Pertence ao Código de Processo Civil (Lei n.º 41/2013, de 26 de Junho)
Este artigo define quando duas ações são consideradas idênticas perante a lei, situação conhecida como litispendência (duas ações simultâneas) ou caso julgado (uma já foi decidida). Uma ação repete-se quando tem os mesmos sujeitos (as mesmas partes com a mesma qualidade jurídica), o mesmo pedido (o mesmo efeito jurídico pretendido) e a mesma causa de pedir (o mesmo facto jurídico ou direito que origina a reclamação).
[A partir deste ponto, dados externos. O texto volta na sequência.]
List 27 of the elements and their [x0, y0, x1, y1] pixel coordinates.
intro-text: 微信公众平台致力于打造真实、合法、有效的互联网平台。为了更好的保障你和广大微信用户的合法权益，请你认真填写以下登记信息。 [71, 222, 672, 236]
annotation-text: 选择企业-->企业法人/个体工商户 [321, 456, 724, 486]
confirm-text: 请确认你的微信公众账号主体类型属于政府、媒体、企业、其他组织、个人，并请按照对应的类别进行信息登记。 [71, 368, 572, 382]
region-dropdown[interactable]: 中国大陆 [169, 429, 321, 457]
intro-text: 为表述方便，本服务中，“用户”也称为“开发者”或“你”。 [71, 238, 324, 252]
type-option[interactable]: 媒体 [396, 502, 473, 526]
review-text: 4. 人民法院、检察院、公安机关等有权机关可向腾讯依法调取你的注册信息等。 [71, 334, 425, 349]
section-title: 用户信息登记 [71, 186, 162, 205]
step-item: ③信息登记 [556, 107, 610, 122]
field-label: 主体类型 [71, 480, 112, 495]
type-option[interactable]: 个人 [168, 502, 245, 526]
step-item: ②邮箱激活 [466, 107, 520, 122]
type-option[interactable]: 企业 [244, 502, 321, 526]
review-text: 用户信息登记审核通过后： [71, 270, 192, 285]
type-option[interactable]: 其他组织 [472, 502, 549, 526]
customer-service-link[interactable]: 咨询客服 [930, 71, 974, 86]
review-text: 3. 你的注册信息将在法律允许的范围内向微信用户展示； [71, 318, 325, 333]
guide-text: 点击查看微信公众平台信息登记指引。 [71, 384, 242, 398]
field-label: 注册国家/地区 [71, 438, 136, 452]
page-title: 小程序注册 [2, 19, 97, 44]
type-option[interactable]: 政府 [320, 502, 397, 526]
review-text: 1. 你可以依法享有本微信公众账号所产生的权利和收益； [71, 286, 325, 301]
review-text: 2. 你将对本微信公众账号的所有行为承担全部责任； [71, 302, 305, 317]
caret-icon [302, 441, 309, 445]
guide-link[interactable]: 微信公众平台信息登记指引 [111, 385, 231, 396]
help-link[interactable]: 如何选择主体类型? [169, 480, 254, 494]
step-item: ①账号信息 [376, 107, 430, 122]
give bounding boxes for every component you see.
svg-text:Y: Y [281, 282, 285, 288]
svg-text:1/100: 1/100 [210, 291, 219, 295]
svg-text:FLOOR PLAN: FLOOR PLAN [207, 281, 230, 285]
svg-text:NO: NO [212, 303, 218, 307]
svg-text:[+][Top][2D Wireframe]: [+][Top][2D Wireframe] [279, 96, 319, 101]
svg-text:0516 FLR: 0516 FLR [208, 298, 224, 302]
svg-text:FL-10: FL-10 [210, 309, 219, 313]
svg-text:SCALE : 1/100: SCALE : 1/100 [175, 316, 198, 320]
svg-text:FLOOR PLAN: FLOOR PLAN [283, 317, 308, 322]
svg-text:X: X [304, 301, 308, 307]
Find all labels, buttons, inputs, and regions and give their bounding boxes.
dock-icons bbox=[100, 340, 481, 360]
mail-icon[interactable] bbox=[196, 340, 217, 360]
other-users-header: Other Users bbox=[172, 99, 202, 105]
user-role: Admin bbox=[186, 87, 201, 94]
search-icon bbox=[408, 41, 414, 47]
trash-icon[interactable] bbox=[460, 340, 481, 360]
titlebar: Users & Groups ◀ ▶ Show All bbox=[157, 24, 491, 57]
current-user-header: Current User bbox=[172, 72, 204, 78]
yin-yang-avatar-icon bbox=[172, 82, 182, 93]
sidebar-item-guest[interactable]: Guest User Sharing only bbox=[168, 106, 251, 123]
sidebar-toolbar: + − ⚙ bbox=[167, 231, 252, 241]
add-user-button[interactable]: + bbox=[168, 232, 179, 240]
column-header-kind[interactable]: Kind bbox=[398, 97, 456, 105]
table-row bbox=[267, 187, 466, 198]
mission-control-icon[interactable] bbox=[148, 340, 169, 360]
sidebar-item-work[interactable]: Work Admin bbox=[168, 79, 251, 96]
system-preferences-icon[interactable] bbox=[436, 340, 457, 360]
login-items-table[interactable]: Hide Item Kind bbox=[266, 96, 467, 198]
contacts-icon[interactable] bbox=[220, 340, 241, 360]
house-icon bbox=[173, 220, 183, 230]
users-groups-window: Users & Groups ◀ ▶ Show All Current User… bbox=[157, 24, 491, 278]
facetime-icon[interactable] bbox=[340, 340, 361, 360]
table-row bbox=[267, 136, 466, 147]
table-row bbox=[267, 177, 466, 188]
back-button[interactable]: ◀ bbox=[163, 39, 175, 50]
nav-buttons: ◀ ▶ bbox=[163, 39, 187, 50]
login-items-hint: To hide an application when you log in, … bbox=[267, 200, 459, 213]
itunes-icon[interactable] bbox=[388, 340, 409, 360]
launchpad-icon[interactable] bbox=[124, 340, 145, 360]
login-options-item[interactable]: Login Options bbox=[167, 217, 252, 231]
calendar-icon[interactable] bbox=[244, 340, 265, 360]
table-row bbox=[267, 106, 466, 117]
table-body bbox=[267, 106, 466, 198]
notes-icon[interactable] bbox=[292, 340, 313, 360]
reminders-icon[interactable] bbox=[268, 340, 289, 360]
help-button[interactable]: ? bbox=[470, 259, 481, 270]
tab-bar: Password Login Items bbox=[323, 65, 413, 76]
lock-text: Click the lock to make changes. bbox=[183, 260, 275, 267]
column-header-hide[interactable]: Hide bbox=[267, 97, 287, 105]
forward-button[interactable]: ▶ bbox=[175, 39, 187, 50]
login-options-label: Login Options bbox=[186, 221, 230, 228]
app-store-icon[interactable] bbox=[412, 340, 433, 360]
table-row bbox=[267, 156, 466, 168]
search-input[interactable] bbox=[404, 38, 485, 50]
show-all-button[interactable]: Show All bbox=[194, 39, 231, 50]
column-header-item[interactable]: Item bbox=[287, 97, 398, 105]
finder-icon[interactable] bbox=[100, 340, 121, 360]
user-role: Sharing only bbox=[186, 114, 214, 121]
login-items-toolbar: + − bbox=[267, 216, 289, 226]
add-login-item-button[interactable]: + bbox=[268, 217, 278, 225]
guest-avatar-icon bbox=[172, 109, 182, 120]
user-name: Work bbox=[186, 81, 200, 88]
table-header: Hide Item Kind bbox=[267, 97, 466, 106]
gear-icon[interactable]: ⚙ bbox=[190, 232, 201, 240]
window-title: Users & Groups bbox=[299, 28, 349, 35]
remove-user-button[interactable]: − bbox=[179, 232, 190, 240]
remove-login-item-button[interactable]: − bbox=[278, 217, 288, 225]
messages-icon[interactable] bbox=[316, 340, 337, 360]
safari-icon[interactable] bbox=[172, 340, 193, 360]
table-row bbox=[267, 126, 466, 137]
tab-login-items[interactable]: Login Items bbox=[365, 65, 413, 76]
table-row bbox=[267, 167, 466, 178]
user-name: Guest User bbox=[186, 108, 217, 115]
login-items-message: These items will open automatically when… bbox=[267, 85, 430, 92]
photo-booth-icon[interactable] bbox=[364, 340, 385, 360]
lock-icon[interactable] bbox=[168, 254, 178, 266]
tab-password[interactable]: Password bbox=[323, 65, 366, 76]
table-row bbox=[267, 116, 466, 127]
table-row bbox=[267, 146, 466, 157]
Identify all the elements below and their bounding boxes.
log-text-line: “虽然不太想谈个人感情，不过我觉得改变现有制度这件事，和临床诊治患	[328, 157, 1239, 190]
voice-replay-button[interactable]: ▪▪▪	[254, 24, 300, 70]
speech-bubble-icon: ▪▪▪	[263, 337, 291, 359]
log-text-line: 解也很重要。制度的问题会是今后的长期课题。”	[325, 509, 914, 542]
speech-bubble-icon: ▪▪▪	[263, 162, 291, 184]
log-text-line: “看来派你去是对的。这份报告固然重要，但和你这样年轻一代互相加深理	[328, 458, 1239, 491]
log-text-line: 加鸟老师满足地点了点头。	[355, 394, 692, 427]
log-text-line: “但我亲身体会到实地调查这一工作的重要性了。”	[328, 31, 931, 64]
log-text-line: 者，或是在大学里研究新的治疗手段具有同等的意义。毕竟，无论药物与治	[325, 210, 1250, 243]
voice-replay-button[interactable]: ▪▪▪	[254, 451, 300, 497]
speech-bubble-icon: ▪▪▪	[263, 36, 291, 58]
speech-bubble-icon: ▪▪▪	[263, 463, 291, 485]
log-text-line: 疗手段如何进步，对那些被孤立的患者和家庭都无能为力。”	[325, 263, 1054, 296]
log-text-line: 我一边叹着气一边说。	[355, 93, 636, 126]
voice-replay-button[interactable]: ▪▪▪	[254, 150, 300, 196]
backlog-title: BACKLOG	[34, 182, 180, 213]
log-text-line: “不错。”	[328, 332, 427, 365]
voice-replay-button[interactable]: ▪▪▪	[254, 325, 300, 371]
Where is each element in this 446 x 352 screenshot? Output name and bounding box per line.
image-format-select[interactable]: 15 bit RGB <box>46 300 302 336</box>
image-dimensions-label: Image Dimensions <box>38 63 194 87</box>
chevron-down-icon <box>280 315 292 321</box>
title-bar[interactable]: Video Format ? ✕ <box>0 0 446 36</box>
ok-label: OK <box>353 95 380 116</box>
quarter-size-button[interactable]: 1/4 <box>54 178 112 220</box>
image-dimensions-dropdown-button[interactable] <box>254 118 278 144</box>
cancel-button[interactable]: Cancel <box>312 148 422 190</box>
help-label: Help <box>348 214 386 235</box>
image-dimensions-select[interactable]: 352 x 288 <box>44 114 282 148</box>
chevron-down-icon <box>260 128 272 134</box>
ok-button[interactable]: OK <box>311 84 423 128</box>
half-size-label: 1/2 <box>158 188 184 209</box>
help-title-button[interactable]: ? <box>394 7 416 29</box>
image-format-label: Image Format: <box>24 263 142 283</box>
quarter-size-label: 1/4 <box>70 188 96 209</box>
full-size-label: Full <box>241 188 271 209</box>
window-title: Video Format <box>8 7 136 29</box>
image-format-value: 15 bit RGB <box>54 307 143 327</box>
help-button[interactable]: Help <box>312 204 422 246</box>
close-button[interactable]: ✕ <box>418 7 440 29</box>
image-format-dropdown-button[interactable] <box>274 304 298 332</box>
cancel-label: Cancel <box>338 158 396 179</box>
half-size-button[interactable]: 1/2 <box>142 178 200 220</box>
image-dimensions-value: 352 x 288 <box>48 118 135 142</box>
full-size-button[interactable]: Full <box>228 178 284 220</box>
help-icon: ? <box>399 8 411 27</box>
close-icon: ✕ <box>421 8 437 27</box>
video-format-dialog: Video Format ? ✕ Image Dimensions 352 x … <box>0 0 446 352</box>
O artigo clarifica que nas ações reais, a causa está no facto que gera o direito real; nas ações de anulação ou modificação, está no facto concreto ou vício específico invocado. Esta distinção é essencial porque impede que o mesmo conflito seja julgado múltiplas vezes, protegendo a segurança jurídica e a estabilidade das decisões dos tribunais.
João reclama a mesma dívida de 5 mil euros de Maria simultaneamente em dois tribunais diferentes. Ambos os processos têm as mesmas partes (João credor, Maria devedora), o mesmo pedido (pagamento de 5 mil euros) e a mesma causa (contrato de mútuo não pago). Isto é litispendência. Um dos processos será suspenso ou extinto, evitando decisões contraditórias.
Um tribunal já condenou Carlos a pagar uma renda em atraso a um senhorita. Meses depois, a mesma senhorita tenta abrir outro processo idêntico contra Carlos pela mesma renda. Isto viola o caso julgado, pois a causa já foi decidida. O novo processo será rejeitado logo no início.
Um credor reclama 10 mil euros a um devedor. Mais tarde, o mesmo credor reclama 5 mil euros ao mesmo devedor, mas com origem num facto diferente (por exemplo, uma segunda dívida). Não há repetição, pois a causa de pedir é distinta, apesar de os sujeitos serem os mesmos.